McDowell's office reaffirmed Wednesday that he continues to proceed under the assumption that he will not participate in the vote. McDowell could be urged to vote on the deal if he were cleared to do so by the FCC's general counsel, Sam Feder. Feder declined comment.
FCC spokesman David Fiske said he is not aware whether an opinion on McDowell's withdrawal has been requested or filed.
In addition to the merger item, the FCC also moved to Friday a vote that would begin an agency inquiry into broadband industry practices. The session is expected to deal with whether Internet service providers should be forced to provide equal treatment to all traffic on their networks, a controversial issue called "network neutrality."
Complicating matters is a planned trip by Martin to China beginning next week.
Despite the strong language from Adelstein and Copps, there may be a way to come up with conditions to win their support for the merger.
The combination of San Antonio-based AT&T and Atlanta-based BellSouth would have operations in 22 states. AT&T estimates that about 10,000 jobs would be phased out over three years.
Combined, the companies generate $117 billion in revenue and operate 68.7 million local phone lines stretching coast to coast across the southern United States and up through the Midwest. The merged company would employ 309,000 people before any job cuts.
The deal would further the reunification of the Baby Bells. The seven regional telephone operating companies and one long-distance provider were spun off from the national AT&T monopoly under a federal court order designed to introduce competition.

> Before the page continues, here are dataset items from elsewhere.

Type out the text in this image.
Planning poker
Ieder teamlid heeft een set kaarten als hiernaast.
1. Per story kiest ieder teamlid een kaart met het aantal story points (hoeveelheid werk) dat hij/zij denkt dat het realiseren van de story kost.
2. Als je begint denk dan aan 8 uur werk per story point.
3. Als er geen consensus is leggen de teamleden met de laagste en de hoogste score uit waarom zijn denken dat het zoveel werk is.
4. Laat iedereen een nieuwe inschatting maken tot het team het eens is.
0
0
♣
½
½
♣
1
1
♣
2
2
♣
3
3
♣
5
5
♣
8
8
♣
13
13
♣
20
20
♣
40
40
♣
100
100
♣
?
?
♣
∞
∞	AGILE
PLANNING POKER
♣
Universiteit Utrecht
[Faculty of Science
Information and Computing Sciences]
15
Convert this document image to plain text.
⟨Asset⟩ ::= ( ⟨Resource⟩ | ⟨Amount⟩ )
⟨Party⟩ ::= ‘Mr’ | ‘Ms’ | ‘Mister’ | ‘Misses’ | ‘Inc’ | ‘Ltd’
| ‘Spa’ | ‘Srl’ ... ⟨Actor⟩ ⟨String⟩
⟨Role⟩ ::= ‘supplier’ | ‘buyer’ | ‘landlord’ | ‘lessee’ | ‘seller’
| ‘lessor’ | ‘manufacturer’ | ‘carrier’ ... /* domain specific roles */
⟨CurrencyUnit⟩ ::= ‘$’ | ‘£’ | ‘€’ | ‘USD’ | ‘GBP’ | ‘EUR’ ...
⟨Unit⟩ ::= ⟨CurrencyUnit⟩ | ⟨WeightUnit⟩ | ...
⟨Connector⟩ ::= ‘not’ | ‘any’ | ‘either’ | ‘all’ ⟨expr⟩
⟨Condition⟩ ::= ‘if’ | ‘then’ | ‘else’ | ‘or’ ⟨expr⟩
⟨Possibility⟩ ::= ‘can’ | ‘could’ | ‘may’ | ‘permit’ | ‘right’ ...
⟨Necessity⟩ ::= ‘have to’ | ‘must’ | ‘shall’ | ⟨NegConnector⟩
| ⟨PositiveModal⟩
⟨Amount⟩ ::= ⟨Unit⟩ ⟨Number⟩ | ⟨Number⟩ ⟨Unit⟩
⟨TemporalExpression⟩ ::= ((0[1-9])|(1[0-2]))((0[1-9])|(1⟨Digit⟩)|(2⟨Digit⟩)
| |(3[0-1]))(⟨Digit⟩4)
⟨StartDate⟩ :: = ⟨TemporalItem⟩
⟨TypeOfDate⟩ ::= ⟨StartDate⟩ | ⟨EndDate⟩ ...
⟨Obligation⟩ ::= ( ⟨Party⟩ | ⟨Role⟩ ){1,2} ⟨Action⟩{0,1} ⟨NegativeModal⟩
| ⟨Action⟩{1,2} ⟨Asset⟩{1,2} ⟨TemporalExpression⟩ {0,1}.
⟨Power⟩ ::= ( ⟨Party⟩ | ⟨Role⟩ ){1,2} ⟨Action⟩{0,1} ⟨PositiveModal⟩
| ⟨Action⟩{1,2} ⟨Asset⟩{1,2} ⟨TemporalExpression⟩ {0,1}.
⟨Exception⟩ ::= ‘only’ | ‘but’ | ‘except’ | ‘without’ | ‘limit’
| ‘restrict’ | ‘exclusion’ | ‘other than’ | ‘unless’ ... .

Including BellSouth, the new AT&T would consist of four former Baby Bells and the long-distance business, which was acquired by the company late last year. The other two companies created from Bells are Verizon Communications Inc., which dominates the eastern United States, and Qwest Communications International Inc., the phone company for most of the Rocky Mountain and Northwest regions.
AT&T shares rose 19 cents, or 0.6 percent, to close Wednesday at $32.96 on the New York Stock Exchange. BellSouth shares rose 24 cents, or 0.6 percent, to $43.44.